Out we went to explore them. The first one we found was down on the particularly beautiful Sheep’s Head Peninsula which isn’t far from our home. This cache consisted of an old metal ammunition box hidden in a stone ditch. In it, we found several items that included pencils and souvenir toppers, as well as a tape of Dutch folk music. Basically, it was an old box full of bits of tat, but we all stared, touched and pored over its contents like a bunch of pirates who had just found a chest of gold sovereigns. We read through the log book that had lovely hand-written notes from happy people who had come from all over the world and we added our own entry before replacing the cache were we found it. We took a photo of ourselves and paused to admire the scenery. We’d certainly been around here before, but not at that precise place and it felt like seeing it all anew.
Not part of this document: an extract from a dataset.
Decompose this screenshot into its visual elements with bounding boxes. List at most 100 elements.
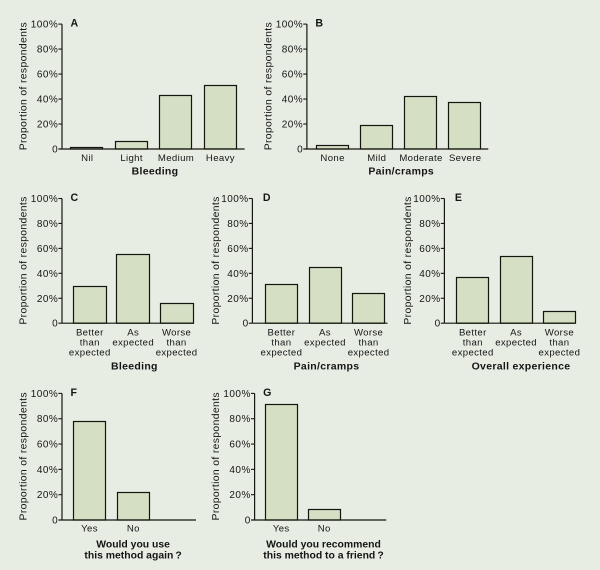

One of the next beauty spots we were to discover properly for the first time was the Standing Stones at Kealkil. Set high in a field above the village, there are magnificent views of Bantry Bay and what seems like half the mountains in West Cork. In spite of living near it, we had never taken the time to go and look at it. But that is one of the real strengths of geocaching: it gets you out exploring places that guide books and even personal recommendations might fail to persuade you to visit.
Donnacha McCann is a geocaching enthusiast who has been at the very heart of the matter in Ireland since 2003, when he was among those that established Geocaching Ireland, of which he is still the administrator.
“For me, it was the sense of adventure,” says the Wicklow-based technology consultant. “I’m one of these guys that loves the outdoors and the sense of adventure that geocaching brings.
“A lot of people use the caches as a sort-of tour guide around Ireland because you’ll be brought to places that wouldn’t ordinarily be on the tourist trail; the caches are placed by guys with a good local knowledge of the beauty spots where not many people frequent.”
The first geocache in Europe was placed at a spot in Bray Head. Donnacha and a friend of his found it, and then wondered what to do next. So they each hid one and it took off from there.
Today, there are over 6,500 caches in Ireland alone. You can find them in all sorts of locations, whether it’s a little 35mm film box in a high-volume busy urban location or a great big ammunition box full of goodies in the middle of the countryside. They’re there, but you won’t know they’re there until you become a geocacher yourself.
The other thing that you can do is to get yourself a “geo-coin”. These are especially-designed trinkets that you can buy online and which come with a serial number. You then place them in a cache somewhere. Other geocaching folk will visit the cache, take the coin and place it somewhere else on this planet, from where another geocacher will move it on somewhere else. You can then trace the progress of your geo-coin online and follow its adventures, along with all the various comments from the different people who “meet” it. Armchair travel was never so visceral! The byword on the geocaching website reads “… where you are the search engine”. It’s a phrase that accurately gets across the idea of how an internet-based notion can, paradoxically, get children and adults away from the computer screen and out into the real, three-dimensional world.
For that reason alone, it’s an idea that will, I believe, continue to “cache” on.
GETTING STARTED ...
GPS: this can be in the form of one of the more accurate ones for orienteering purposes; a car sat-nav, or even one that comes built into your smartphone.
Computer and printer: this will be handy for printing off the details of the cache, including co-ordinates and any special directions to help find the cache, although you can also download the co-ordinates directly into your sat-nav.
A lunch-box: the most commonly-used storage device for hiding a cache. Be aware that you do need to have permission from the land-owner for placing a geo-cache on their land.